Type of arg 1 to keys must be hash or array (not anonymous hash ({})) at ... line 7, near "};"
Execution of ... aborted due to compilation errors (#1)
(F) An experimental feature added in Perl 5.14 allowed each, keys,
push, pop, shift, splice, unshift, and values to be called with a
scalar argument. This experiment is considered unsuccessful, and
has been removed. The postderef feature may meet your needs better.
Uncaught exception from user code:
Experimental keys on scalar is now forbidden at ... line 7.
Type of arg 1 to keys must be hash or array (not anonymous hash ({})) at ... line 7, near "};"
Execution of ... aborted due to compilation errors.
But really, who cares about creating a temporary variable? Even in the anonymous reference case you are trying to use, you're still creating the data structure. In the ugly solution you posted in the comment to your question, you create an anonymous subroutine so you don't have to use a temporary variable. That is insane; you're doing more work and much more complicated work because you have a non-technical aversion to the easy way.
The solution is to just get over it and use the temporary variable (or uniq
as @ikegami showed). If I need a temporary variable to get something done, I use the variable and move on in life to worry about something else.
Upvotes: 4
Reputation: 67910
I'd like to avoid creating a temporary hash variable for that purpose.
You are already creating a temporary hash variable for that purpose. You are just not giving it a name.

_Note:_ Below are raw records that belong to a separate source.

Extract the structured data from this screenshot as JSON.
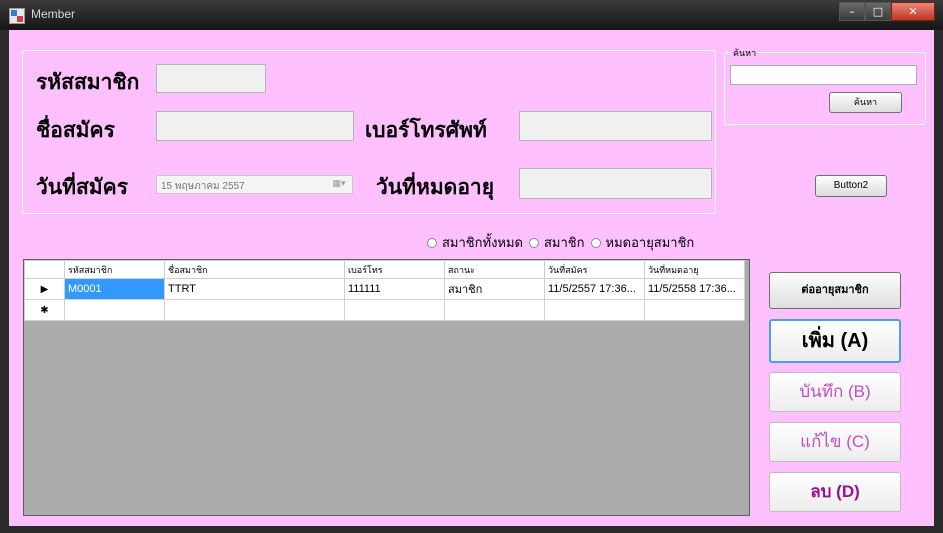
{
  "window": {
    "title": "Member",
    "min": "–",
    "max": "□",
    "close": "✕"
  },
  "form": {
    "member_id_label": "รหัสสมาชิก",
    "name_label": "ชื่อสมัคร",
    "phone_label": "เบอร์โทรศัพท์",
    "reg_date_label": "วันที่สมัคร",
    "exp_date_label": "วันที่หมดอายุ",
    "reg_date_value": "15 พฤษภาคม   2557",
    "date_dropdown": "▦▾"
  },
  "search": {
    "group_title": "ค้นหา",
    "button": "ค้นหา"
  },
  "button2": "Button2",
  "filters": [
    "สมาชิกทั้งหมด",
    "สมาชิก",
    "หมดอายุสมาชิก"
  ],
  "grid": {
    "columns": [
      "รหัสสมาชิก",
      "ชื่อสมาชิก",
      "เบอร์โทร",
      "สถานะ",
      "วันที่สมัคร",
      "วันที่หมดอายุ"
    ],
    "rows": [
      [
        "M0001",
        "TTRT",
        "111111",
        "สมาชิก",
        "11/5/2557 17:36...",
        "11/5/2558 17:36..."
      ]
    ],
    "current_row_marker": "▶",
    "new_row_marker": "✱"
  },
  "actions": {
    "renew": "ต่ออายุสมาชิก",
    "add": "เพิ่ม (A)",
    "save": "บันทึก (B)",
    "edit": "แก้ไข (C)",
    "delete": "ลบ (D)"
  }
}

When I read this question, what comes to mind is that you have not considered using the lexical scope. This is a key feature of Perl. Your code from perlfaq:
my %hash = map { $_, 1 } @array;
# or a hash slice: @hash{ @array } = ();
# or a foreach: $hash{$_} = 1 foreach ( @array );
my @unique = keys %hash;
#...
my %seen = ();
my @unique = grep { ! $seen{ $_ }++ } @array;
...can easily be altered to remove the permanence of the "temporary" variable by placing the variable in a scope. Which coinscidentally is conceptually the same as using List::Util::uniq
, or your own solution with an unnamed hash that is discarded after use.
my @unique;
{
my %hash = map { $_, 1 } @array;
@unique = keys %hash;
}
# here %hash no longer exists
# ....
my @unique;
{
my %seen; # = () is redundant.
@unique = grep { ! $seen{ $_ }++ } @array;
}
# here %seen no longer exists
Since we declare variables inside a block { ... }
, after the block ends, they are no longer available. This is essentially what your original solution is trying to do.
This latter solution is the one that uniq
uses. It also has the benefit of preserving the order of the unique elements. In the former, the order is lost, since hashes are unordered.
Upvotes: 1
Reputation: 31020
On new enough Perls you can use postfix deref:
@a = keys { map { $_ => undef } @a }->%*
Older Perls will need an infix deref:
@a = keys %{{ map { $_ => undef } @a }}
Or you could use an anonymous sub to separate the generation from the deduplication:
@a = sub { keys %{{@_}} }->( map { $_ => undef } @a )
But all of this is unnecessary, because List::Util::uniq
has been in core Perl since 5.8, which was released almost 23 years ago.